A toute chose un commencement !

Une vieille atari vcs 2600 chez des amis, des parties de Space Invaders, de Pac Man, de Donkey Kong, tout môme je tâtais déjà de la manette, j'ai peu de souvenirs de parties, juste quelques représentations.

 

 

 

C'était une occupation comme une autre au milieu d'autres comme celle de jouer au ballon ou aux petites voitures, un simple amusement, d'ailleurs c'était très léger puisque c'était seulement certains week end chez des amis.

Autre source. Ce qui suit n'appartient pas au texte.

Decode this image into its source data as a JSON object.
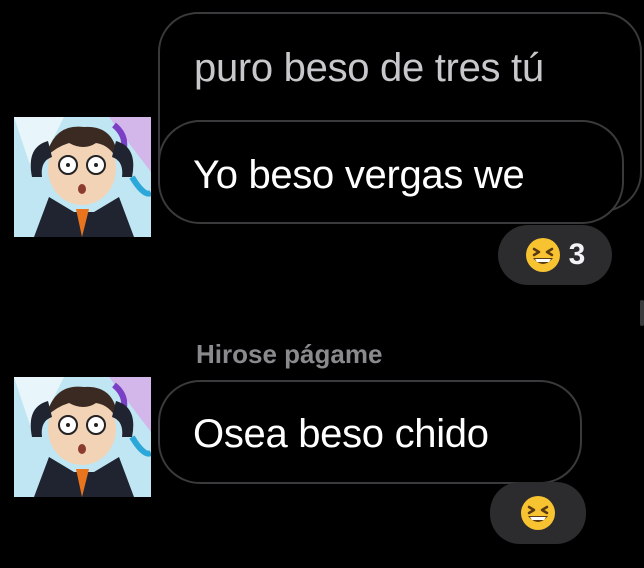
{
  "messages": {
    "quoted": {
      "text": "puro beso de tres tú"
    },
    "first": {
      "text": "Yo beso vergas we",
      "reaction": {
        "emoji": "grinning-squinting-face",
        "count": "3"
      }
    },
    "second": {
      "sender": "Hirose págame",
      "text": "Osea beso chido",
      "reaction": {
        "emoji": "grinning-squinting-face"
      }
    }
  },
  "colors": {
    "background": "#000000",
    "bubble_border": "#3a3a3c",
    "reaction_chip": "#2c2c2e",
    "sender_name": "#8a8a8e",
    "emoji_yellow": "#f7c331"
  }
}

Par rapport à d'autres je n'ai eu que très tard un micro ou une console, pas avant mes dix ans pour l'Amiga et onze pour la megadrive achetée en commun avec mon frère.

   

Une autre machine que j'ai un peu touché chez d'autres amis, un PC 286, un brontosaure informatique sur lequel un de mes copains d'enfance était un vrai crack à Prince of Persia. l'original avec les sons du buzzer en guise d'ambiance (les grilles qui s'abaissent et les dalles "boutons", reconnaissables de suite), le stress du temps, une heure pour libérer la princesse, lui y arrivait, je n'ai jamais eu le temps et il rentrait un cheat code illimité pour me faciliter la tâche. En fait je préferai lancer le programme d'échecs, un peu trop fort le bougre mais moins énervant.

Sans doute n'était-il pas loin de l'égaler.

 

 

Chez un autre copain, une Nes avec super Mario, branchée à une télévision dans un coin de la cuisine, une partie après le repas, les adultes discutent, nous faisons des parties endiablées dans la bonne humeur.

Premiers moments de découvertes vidéoludiques, premiers pas vers une passion toujours présente.